What is thread migration?
Today’s complex operating systems use a scheduler to assign application threads, also called as software (SW) threads, to processor cores. The scheduler may choose the placement of the application threads on the physical cores depending on a number of different factors such as system state, system policies, etc. A SW thread may execute on a core for some period of time before being swapped out to wait. A SW thread may have to wait for a number of reasons, such as being blocked for I/O. If available, another SW thread may be given a chance to execute on this core. When the original SW thread is once again available to execute, the scheduler may migrate the thread over to another core to ensure timely execution. This poses a problem to the newer computing architectures as this SW thread migration disassociates the thread from data that has already been fetched into the caches resulting in longer data access latencies. This problem is further amplified in Non-Uniform Memory Access (NUMA) architectures, where each processor has its own local memory module that it can access directly with a distinct performance advantage. In a NUMA architecture, when a SW thread is migrated to another core, the data stored in the earlier core’s local memory becomes remote and memory access times increase significantly. Hence, thread migration can hurt performance making it important to identify if it is occurring in your application.

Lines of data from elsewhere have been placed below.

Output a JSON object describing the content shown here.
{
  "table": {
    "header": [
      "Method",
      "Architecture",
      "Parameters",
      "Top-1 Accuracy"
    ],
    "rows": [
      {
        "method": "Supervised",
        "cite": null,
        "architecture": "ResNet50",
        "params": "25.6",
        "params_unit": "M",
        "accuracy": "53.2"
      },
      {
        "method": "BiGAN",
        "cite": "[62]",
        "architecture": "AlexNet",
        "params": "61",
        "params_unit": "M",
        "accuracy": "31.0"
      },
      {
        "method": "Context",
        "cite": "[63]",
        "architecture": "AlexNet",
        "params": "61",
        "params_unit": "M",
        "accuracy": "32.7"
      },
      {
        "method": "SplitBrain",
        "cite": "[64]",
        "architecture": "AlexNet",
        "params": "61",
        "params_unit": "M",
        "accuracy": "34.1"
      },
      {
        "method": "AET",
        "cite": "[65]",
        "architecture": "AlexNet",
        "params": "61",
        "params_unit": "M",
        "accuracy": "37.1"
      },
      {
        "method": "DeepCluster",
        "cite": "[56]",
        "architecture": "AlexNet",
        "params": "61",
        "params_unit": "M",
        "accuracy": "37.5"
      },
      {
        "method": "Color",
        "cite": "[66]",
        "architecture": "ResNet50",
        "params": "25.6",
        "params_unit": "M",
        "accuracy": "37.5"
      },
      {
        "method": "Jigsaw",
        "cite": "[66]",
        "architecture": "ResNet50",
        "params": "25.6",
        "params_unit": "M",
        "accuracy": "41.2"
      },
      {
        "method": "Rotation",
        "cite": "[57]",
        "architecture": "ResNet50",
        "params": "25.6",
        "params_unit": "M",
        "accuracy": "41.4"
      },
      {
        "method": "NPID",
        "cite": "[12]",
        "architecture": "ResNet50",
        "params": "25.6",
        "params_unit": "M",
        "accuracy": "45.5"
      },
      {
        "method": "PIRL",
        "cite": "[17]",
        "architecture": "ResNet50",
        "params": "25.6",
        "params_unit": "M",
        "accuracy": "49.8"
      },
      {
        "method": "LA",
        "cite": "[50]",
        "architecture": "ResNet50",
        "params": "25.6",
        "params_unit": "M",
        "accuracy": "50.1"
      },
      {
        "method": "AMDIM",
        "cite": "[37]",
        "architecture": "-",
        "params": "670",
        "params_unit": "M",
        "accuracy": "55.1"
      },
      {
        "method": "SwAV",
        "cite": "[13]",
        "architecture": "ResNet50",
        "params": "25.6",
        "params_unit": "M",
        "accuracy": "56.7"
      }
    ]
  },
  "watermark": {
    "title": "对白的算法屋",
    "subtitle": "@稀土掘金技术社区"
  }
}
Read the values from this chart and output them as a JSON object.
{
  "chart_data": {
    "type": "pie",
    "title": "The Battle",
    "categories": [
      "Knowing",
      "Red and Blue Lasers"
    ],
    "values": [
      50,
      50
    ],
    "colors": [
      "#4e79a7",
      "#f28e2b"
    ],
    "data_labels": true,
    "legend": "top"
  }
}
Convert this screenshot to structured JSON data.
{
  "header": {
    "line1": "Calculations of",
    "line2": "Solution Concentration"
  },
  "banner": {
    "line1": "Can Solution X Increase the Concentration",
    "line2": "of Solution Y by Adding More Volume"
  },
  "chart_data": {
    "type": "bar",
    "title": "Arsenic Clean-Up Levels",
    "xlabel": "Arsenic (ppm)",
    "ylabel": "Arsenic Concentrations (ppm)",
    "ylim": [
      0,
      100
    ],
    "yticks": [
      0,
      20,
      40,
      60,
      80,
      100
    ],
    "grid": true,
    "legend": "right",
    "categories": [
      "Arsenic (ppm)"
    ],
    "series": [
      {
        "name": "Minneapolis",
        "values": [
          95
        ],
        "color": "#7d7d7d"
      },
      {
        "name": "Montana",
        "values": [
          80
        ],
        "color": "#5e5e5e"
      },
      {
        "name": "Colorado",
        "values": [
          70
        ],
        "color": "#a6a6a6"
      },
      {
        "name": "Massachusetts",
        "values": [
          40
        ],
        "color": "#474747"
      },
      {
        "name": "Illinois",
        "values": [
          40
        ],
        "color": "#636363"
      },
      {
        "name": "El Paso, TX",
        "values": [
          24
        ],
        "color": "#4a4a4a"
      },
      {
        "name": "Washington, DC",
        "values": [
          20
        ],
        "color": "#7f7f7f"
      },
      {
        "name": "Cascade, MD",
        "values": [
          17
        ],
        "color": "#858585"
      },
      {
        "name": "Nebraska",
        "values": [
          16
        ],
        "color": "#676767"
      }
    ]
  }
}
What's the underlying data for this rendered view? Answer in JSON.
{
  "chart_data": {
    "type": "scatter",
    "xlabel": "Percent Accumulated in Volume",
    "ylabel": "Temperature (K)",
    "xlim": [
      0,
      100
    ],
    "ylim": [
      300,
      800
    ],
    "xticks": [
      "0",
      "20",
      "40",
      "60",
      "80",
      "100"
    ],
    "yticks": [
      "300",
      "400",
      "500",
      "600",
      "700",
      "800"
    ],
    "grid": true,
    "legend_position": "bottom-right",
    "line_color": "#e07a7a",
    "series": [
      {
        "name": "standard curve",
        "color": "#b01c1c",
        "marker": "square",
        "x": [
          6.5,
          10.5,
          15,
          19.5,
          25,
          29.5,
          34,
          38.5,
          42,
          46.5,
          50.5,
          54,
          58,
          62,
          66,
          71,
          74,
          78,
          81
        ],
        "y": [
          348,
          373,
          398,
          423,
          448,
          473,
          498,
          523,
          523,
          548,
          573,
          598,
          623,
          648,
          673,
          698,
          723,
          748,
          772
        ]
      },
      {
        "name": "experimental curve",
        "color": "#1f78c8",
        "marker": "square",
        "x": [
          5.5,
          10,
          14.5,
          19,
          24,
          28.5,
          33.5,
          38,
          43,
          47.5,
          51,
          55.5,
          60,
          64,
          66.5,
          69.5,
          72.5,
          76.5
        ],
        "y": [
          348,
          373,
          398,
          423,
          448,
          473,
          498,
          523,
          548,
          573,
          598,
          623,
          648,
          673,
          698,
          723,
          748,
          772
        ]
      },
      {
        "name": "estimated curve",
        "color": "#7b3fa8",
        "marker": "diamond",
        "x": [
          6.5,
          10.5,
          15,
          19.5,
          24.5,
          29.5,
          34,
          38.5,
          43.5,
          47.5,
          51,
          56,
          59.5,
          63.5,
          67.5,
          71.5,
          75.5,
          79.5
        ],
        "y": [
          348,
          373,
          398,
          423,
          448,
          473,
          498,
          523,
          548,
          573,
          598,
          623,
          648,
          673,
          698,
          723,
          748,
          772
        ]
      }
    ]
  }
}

How to identify thread migration
Intel VTune Amplifier XE can be used to identify SW thread migration in applications running on Intel architectures. You can either use the Intel VTune Amplifier XE GUI or the command line interface to identify thread migration. To identify OS thread migration, run a hotspot analysis or lightweight hotspot analysis on your application.
$/opt/intel/vtune_amplifier_xe/bin64/amplxe-cl -group-by thread,cpuid -report hotspots -r <results_directory> -s "H/W Context" -q | less
Command Line Interface: Thread H/W Context CPU Time:Self ------------------------------ ----------- ------------- OMP Worker Thread #5 (0x3d86) cpu_0 0.004 matmul-intel64 (0x3d52) cpu_1 0.013 OMP Worker Thread #15 (0x3d90) cpu_10 2.418 matmul-intel64 (0x3d52) cpu_10 2.023 OMP Worker Thread #8 (0x3d89) cpu_10 0.687 OMP Worker Thread #13 (0x3d8e) cpu_10 0.097 OMP Worker Thread #6 (0x3d87) cpu_10 0.065 OMP Worker Thread #4 (0x3d85) cpu_10 0.059 OMP Worker Thread #1 (0x3d82) cpu_10 0.048 OMP Worker Thread #9 (0x3d8a) cpu_10 0.034 OMP Worker Thread #11 (0x3d8c) cpu_10 0.009
Similarly, you can notice the large number of OpenMP worker threads running on cpu_10.
How to correct thread migration
We can correct the effects of thread migration by setting the thread affinity. Thread affinity refers to restricting the execution of certain threads to a subset of the physical processing units in a multiprocessor computer. The Intel® runtime library has the ability to bind OpenMP threads to physical processing units. You can also use the KMP_AFFINITY and KMP_PLACE_THREADS environment variables provided by the Intel® OpenMP runtime to set the thread affinity for your application.